The words “Awakening Wonder” came to me back in 2022, when I redid my website. At the time, the consultant I worked with suggested I use it as a tagline, and I pushed back. What literary writers have taglines?
Then along came Substack.
Magic.
What a gift to connect with you, dear subscriber, via this platform. A gift to connect with new-to-me writers and readers in this community of creatives. Along with meeting new people and enjoying others’ work, one of the unexpected pleasures here has been sharing some of my older material, giving new life to pieces from previously published books. And occasionally, publishing new poetry.
Question 3: What’s your vision for the New Year?
I’m still working on that one, and will be, over the holidays. What about you?
If you’re interested in receiving help in creating your own personal vision and bringing that vision into form, please note that I’ve recorded a three-part talk series on that subject, which is now available for paid subscribers. Each session runs approximately 50 minutes. As well, on January 17th, I’ll be offering a talk specifically on welcoming a beautiful year in 2025. If you’re inspired (or looking to be inspired) over the holidays, take advantage of this video series.
This winter, I’ll likely shift from a coaching focus to more of a writerly focus in my offerings for paid subscribers. But I’d love to hear from you on that subject. If you were to receive additional offerings from me, what would you most value?
All of this is a work in progress. It’s still new, and I’m feeling my way.
Finally…
As you may have noticed, telling you about receiving a publisher’s “yes” to my novel submission is not the point of this little reflection. I didn’t want to send you a newsletter primarily about accomplishments, but about how dreams work. How we work.
Once something we’ve desired comes to pass, or doesn’t, we can take a breath and celebrate—either the win, or that we’re still here, on this field of becoming. We reflect on the learning and start again. It’s how we grow.

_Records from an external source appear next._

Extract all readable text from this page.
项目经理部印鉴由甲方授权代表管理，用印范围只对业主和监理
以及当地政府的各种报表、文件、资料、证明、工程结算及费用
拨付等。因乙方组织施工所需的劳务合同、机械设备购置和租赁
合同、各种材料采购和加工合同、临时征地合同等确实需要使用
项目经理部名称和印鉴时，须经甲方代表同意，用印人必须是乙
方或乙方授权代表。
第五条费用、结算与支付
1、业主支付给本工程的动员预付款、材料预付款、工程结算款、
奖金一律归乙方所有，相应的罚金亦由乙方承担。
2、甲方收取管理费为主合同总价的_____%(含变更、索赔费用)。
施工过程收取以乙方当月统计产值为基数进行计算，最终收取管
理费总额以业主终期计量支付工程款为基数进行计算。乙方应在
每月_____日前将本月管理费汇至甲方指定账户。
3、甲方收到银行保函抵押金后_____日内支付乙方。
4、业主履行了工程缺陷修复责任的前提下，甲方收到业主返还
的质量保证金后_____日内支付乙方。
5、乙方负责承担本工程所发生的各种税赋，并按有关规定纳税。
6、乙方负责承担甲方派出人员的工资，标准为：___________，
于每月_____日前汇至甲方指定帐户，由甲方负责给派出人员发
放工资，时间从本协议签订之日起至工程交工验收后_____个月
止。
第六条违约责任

And of course, the most important thing is to enjoy the process. On that note, here’s a quote I love by author Ben Okri:
“Our time here is magic! It's the only space you have to realize whatever it is that is beautiful, whatever is true, whatever is great, whatever is potential, whatever is rare, whatever is unique... It's the only space.”
Achieving things feels good, even astonishing sometimes. But who we become in that process—who we’re being while we’re here—that’s what I do my best to remember when I look up at the night sky.
I wish you a Merry Christmas, Happy Holidays, and a New Year filled with the magic and the wonder of beginnings.
Thank you for being here.
Robin
Awakening Wonder will return on Friday, January 3, 2025








Your grandmother's story sounds fascinating, Robin. I like "unsilenced." But you'll know your answer, as you sit with the question. I can hardly wait to read your book! Thanks so much for sharing.
What's my word for 2025? Love that question. I was thinking it must be "remember" - since I'm working on an ancestor memoir, my grandmother's crossing to America in 1893. The only problem: I'm trying to conjure her memories, not mine. And she is long gone. The historical record is sparse, given how women's stories--everyday people, not celebrities or royals, coming from places where they destroyed the records--are so often hidden. So I've had to consult my muses, the stars, and ancestral voices in novel ways to get to her story. So maybe that isn't my word.
I'm thinking "unsilenced" because maybe that is what my work is at this time: raising the voices of those whose stories have been lost. Making "herstory."
Not sure that's a legitimate word, but it feels true. What do you think?